A propos de Maurice G. Dantec.
Les hasards de l’édition ou une stratégie marketing allez savoir, permettent de se procurer les œuvres complètes de cet auteur étrange mêlant la réalité, les nouvelles technologies, le fantastique – seule clé possible vraisemblablement de notre monde bouffé par l’irrationnel, la guerre en Serbie en étant une nouvelle illustration – pour dessiner notre monde à travers le sien. C’est un monde déjanté toujours à la limite de l’implosion ou du pourrissement. Une culture éclatée de références prises presque au hasard visibles dans « Les racines du mal » (réédition Folio-Policier, première édition 1995), l’histoire d’un tueur confronté aux nazis et aux Aliens.

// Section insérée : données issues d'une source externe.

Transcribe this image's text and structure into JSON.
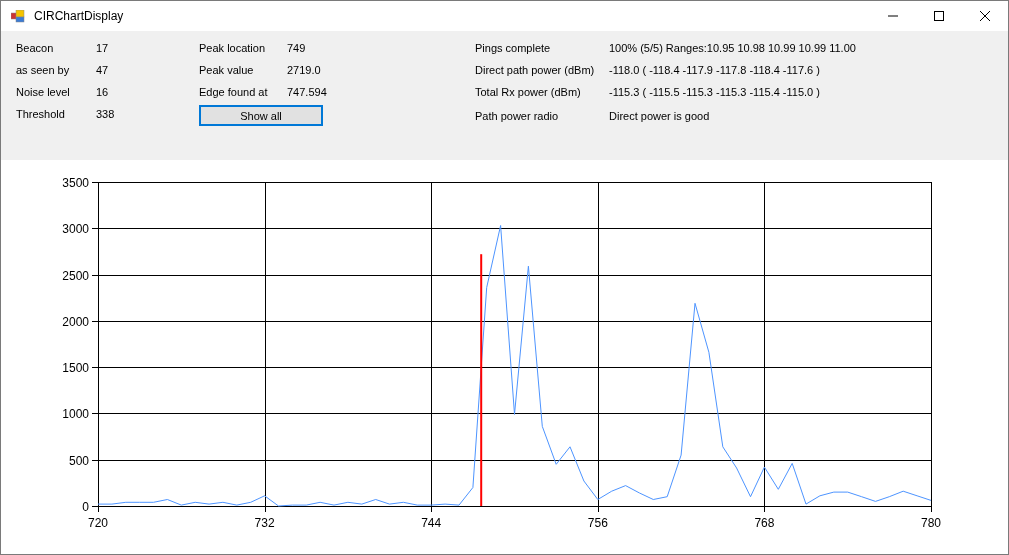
{
  "window": {
    "title": "CIRChartDisplay"
  },
  "columns": [
    {
      "fields": [
        {
          "label": "Beacon",
          "value": "17"
        },
        {
          "label": "as seen by",
          "value": "47"
        },
        {
          "label": "Noise level",
          "value": "16"
        },
        {
          "label": "Threshold",
          "value": "338"
        }
      ]
    },
    {
      "fields": [
        {
          "label": "Peak location",
          "value": "749"
        },
        {
          "label": "Peak value",
          "value": "2719.0"
        },
        {
          "label": "Edge found at",
          "value": "747.594"
        }
      ],
      "button": {
        "label": "Show all",
        "focused": true
      }
    },
    {
      "fields": [
        {
          "label": "Pings complete",
          "value": "100% (5/5) Ranges:10.95 10.98 10.99 10.99 11.00"
        },
        {
          "label": "Direct path power (dBm)",
          "value": "-118.0 ( -118.4 -117.9 -117.8 -118.4 -117.6 )"
        },
        {
          "label": "Total Rx power (dBm)",
          "value": "-115.3 ( -115.5 -115.3 -115.3 -115.4 -115.0 )"
        },
        {
          "label": "Path power radio",
          "value": "Direct power is good"
        }
      ]
    }
  ],
  "chart_data": {
    "type": "line",
    "x": [
      720,
      721,
      722,
      723,
      724,
      725,
      726,
      727,
      728,
      729,
      730,
      731,
      732,
      733,
      734,
      735,
      736,
      737,
      738,
      739,
      740,
      741,
      742,
      743,
      744,
      745,
      746,
      747,
      748,
      749,
      750,
      751,
      752,
      753,
      754,
      755,
      756,
      757,
      758,
      759,
      760,
      761,
      762,
      763,
      764,
      765,
      766,
      767,
      768,
      769,
      770,
      771,
      772,
      773,
      774,
      775,
      776,
      777,
      778,
      779,
      780
    ],
    "series": [
      {
        "color": "#4d94ff",
        "values": [
          20,
          20,
          40,
          40,
          40,
          70,
          10,
          40,
          20,
          40,
          10,
          40,
          110,
          0,
          10,
          10,
          40,
          10,
          40,
          20,
          70,
          20,
          40,
          10,
          10,
          20,
          10,
          200,
          2360,
          3030,
          990,
          2590,
          860,
          450,
          640,
          270,
          70,
          160,
          220,
          140,
          70,
          100,
          550,
          2190,
          1660,
          640,
          410,
          100,
          420,
          180,
          460,
          20,
          110,
          150,
          150,
          100,
          50,
          100,
          160,
          110,
          60
        ]
      },
      {
        "color": "#ff0000",
        "x": [
          747.6,
          747.6
        ],
        "values": [
          0,
          2720
        ]
      }
    ],
    "grid": true,
    "xlim": [
      720,
      780
    ],
    "ylim": [
      0,
      3500
    ],
    "xticks": [
      720,
      732,
      744,
      756,
      768,
      780
    ],
    "yticks": [
      0,
      500,
      1000,
      1500,
      2000,
      2500,
      3000,
      3500
    ]
  }
}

Où est la folie ? Chez celui qui a peur, qui sue l’angoisse, ou chez ceux qui ne veulent rien voir et surtout pas les implosions de violence qui les guettent ?

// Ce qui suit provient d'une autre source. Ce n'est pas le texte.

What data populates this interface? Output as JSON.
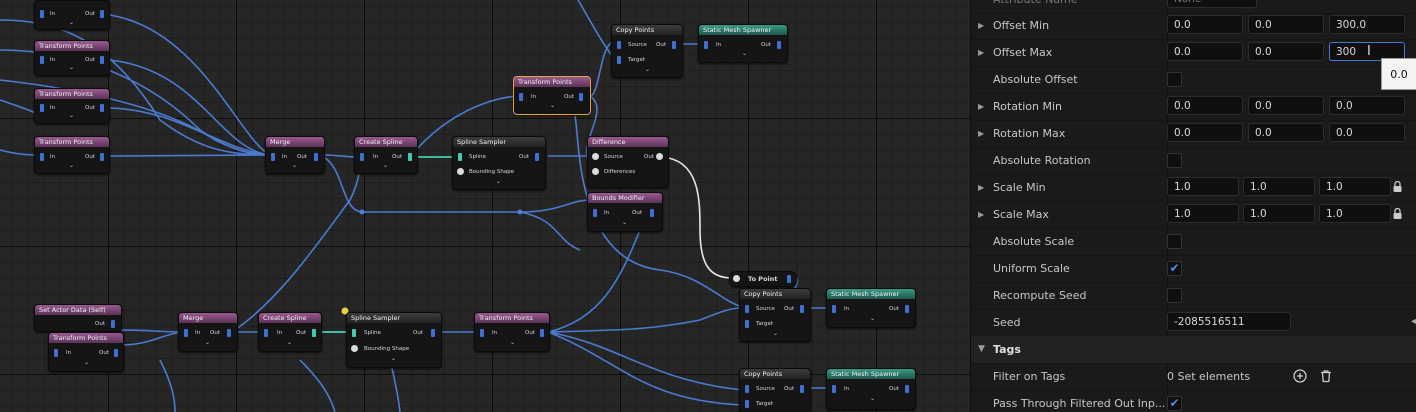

Le troisième roman a quitté la Série Noire par la collection La Noire, toujours chez Gallimard, « Babylon Stories ». Le personnage est un soldat de fortune déjà le « héros » du premier, « La Sirène rouge » (réédité dans Folio Policier),13 Toorop. Il nous projette en 2013, soit la porte du temps d’à côté pour une histoire de mafieux sibériens dans le contexte d’une guerre qui se déclenche du côté de… l’Europe de l’Est. L’Apocalypse guette, mais l’humanité a encore un futur. Il demande à être cherché. Dans l’amour peut-être… Qui peut le savoir ?

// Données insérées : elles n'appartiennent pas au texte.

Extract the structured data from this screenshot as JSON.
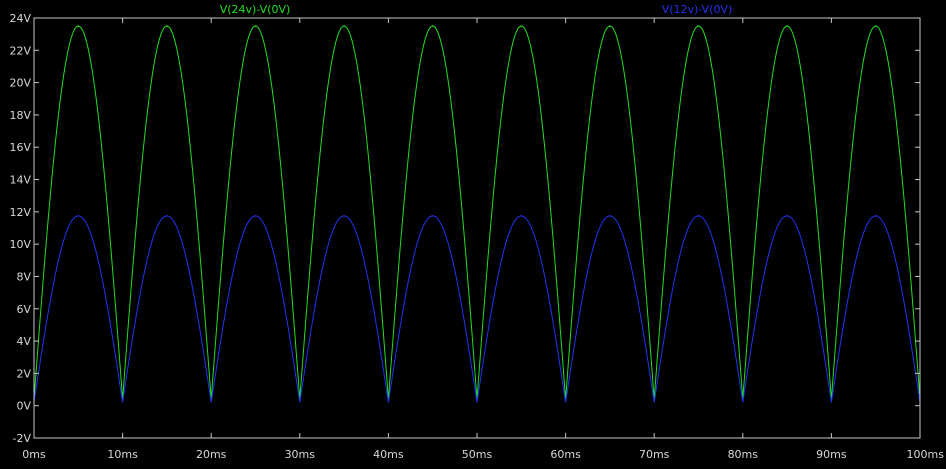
{
  "chart_data": {
    "type": "line",
    "title": "",
    "xlabel": "",
    "ylabel": "",
    "xlim": [
      0,
      100
    ],
    "ylim": [
      -2,
      24
    ],
    "x_ticks": [
      {
        "value": 0,
        "label": "0ms"
      },
      {
        "value": 10,
        "label": "10ms"
      },
      {
        "value": 20,
        "label": "20ms"
      },
      {
        "value": 30,
        "label": "30ms"
      },
      {
        "value": 40,
        "label": "40ms"
      },
      {
        "value": 50,
        "label": "50ms"
      },
      {
        "value": 60,
        "label": "60ms"
      },
      {
        "value": 70,
        "label": "70ms"
      },
      {
        "value": 80,
        "label": "80ms"
      },
      {
        "value": 90,
        "label": "90ms"
      },
      {
        "value": 100,
        "label": "100ms"
      }
    ],
    "y_ticks": [
      {
        "value": -2,
        "label": "-2V"
      },
      {
        "value": 0,
        "label": "0V"
      },
      {
        "value": 2,
        "label": "2V"
      },
      {
        "value": 4,
        "label": "4V"
      },
      {
        "value": 6,
        "label": "6V"
      },
      {
        "value": 8,
        "label": "8V"
      },
      {
        "value": 10,
        "label": "10V"
      },
      {
        "value": 12,
        "label": "12V"
      },
      {
        "value": 14,
        "label": "14V"
      },
      {
        "value": 16,
        "label": "16V"
      },
      {
        "value": 18,
        "label": "18V"
      },
      {
        "value": 20,
        "label": "20V"
      },
      {
        "value": 22,
        "label": "22V"
      },
      {
        "value": 24,
        "label": "24V"
      }
    ],
    "grid": false,
    "legend_position": "top",
    "series": [
      {
        "name": "V(24v)-V(0V)",
        "color": "#22dd22",
        "waveform": "full-wave rectified sine",
        "peak": 23.5,
        "valley": 0.4,
        "period_ms": 10,
        "peak_times_ms": [
          5,
          15,
          25,
          35,
          45,
          55,
          65,
          75,
          85,
          95
        ]
      },
      {
        "name": "V(12v)-V(0V)",
        "color": "#2233ee",
        "waveform": "full-wave rectified sine",
        "peak": 11.75,
        "valley": 0.2,
        "period_ms": 10,
        "peak_times_ms": [
          5,
          15,
          25,
          35,
          45,
          55,
          65,
          75,
          85,
          95
        ]
      }
    ],
    "frame_color": "#c8c8c8",
    "background": "#000000"
  }
}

Dantec avec sa culture de bric et de broc, son écriture à la fois classique et étrange, mêlant toutes les formes de langage, y compris le langage cinématographique dont il est finalement assez proche, ses faiblesses de style, d’intrigue, de profondeur psychologique – il arrive que des personnages l’embêtent -, arrive à dessiner ce monde éclaté qui ne sait plus retrouver une cohérence et se demande ce qu’il doit croire. La force seule est en train de triompher, la force irrationnelle pour construire quel ordre ?
Dantec est irrémédiablement de notre temps.
NB

Le roman policier fait florès en poche. La collection de poche du Seuil, Points, propose des inédits dont un Jean Noël Blanc Tir au but sur le monde corrompu – forcément – du foot avec un inspecteur nommé Tavernier… Jean-Paul Nozière a créé un nouveau privé, Slimane Rahali, fils de Harki dans Un regrettable accident – pour se demander s’il faut vraiment faire du VTT – et Bogart et moi – Bogart c’est le nom du chien.